Vielleicht haben Sie schon ähnliches wie Pony Tabby erlebt? Sie suchen etwa in einer Straße nach einer Hausnummer – und bemerken nicht, dass Ihnen ein guter Freund entgegenkommt. Oder Sie quatschen beim Autofahren mit dem Partner – und rauschen direkt am Supermarkt vorbei, obwohl Sie dort einkaufen wollten.

Der unsichtbare Gorilla: Wir sehen, ohne zu sehen
So blind kann man doch gar nicht sein, oder? Kann man doch. Das ist sogar ganz normal und hat nichts mit geistiger Unfähigkeit zu tun.
Das Gorilla-Experiment von 2011 ist ein berühmtes Beispiel aus der Forschung: Die US-Psychologen Christopher Chabris und Daniel Simons stellten Basketball-Zuschauern eine Aufgabe: Sie sollten die Pässe zählen, die sich die Spieler zuwarfen. Nach ein paar Minuten latschte ein Gorilla zwischen den Spielern hin und her. Natürlich kein echter, sondern ein verkleideter Schauspieler.

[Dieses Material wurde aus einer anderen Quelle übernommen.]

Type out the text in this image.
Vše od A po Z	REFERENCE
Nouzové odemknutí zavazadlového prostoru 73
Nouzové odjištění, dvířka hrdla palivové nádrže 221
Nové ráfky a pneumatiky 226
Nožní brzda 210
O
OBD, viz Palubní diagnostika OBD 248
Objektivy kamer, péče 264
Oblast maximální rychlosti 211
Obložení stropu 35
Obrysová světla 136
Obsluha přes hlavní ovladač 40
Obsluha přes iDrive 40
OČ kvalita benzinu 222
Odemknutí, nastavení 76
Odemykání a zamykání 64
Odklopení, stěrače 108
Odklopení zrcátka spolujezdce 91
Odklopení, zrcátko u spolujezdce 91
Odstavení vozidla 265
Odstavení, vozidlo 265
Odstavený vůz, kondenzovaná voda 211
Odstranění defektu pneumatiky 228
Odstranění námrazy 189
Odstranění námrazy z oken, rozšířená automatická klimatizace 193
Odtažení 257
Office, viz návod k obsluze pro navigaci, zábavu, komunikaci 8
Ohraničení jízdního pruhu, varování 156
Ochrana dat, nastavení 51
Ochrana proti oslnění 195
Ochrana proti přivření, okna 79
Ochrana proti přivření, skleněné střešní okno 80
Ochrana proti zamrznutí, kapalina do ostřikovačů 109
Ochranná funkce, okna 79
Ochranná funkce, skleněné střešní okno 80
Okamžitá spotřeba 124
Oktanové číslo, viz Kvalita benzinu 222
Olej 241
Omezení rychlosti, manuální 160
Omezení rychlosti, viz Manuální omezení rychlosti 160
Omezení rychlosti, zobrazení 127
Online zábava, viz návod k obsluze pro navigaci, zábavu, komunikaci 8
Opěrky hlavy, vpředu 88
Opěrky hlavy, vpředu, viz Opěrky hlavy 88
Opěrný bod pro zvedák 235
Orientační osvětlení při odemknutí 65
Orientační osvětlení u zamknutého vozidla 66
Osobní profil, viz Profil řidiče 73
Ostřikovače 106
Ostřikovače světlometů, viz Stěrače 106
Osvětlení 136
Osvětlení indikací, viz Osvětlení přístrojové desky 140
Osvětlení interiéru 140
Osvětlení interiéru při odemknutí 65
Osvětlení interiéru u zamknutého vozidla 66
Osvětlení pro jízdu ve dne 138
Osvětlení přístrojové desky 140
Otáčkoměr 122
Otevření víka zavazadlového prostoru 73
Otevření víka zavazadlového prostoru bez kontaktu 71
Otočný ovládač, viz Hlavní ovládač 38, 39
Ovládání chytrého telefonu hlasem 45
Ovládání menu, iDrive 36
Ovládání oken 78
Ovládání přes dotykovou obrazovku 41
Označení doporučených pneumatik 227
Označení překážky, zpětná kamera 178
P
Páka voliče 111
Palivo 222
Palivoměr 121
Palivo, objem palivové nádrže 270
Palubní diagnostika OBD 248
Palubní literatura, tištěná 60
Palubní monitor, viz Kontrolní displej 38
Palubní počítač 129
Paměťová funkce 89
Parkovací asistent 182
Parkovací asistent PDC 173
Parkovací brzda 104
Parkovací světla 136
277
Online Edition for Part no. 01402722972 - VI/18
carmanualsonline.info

Das Verblüffende: Die meisten Probanden bemerkten den Affen überhaupt nicht. Die Konzentration auf die Zähl-Aufgabe machte den Gorilla für sie unsichtbar. Beim Menschen gilt Unaufmerksamkeitsblindheit also als belegt. Und wie ist es bei Pferden? „Bisher war das unerforscht. Wir veröffentlichen gerade die erste Untersuchung dazu“, erzählt Dr. Vivian Gabor von der Uni Göttingen.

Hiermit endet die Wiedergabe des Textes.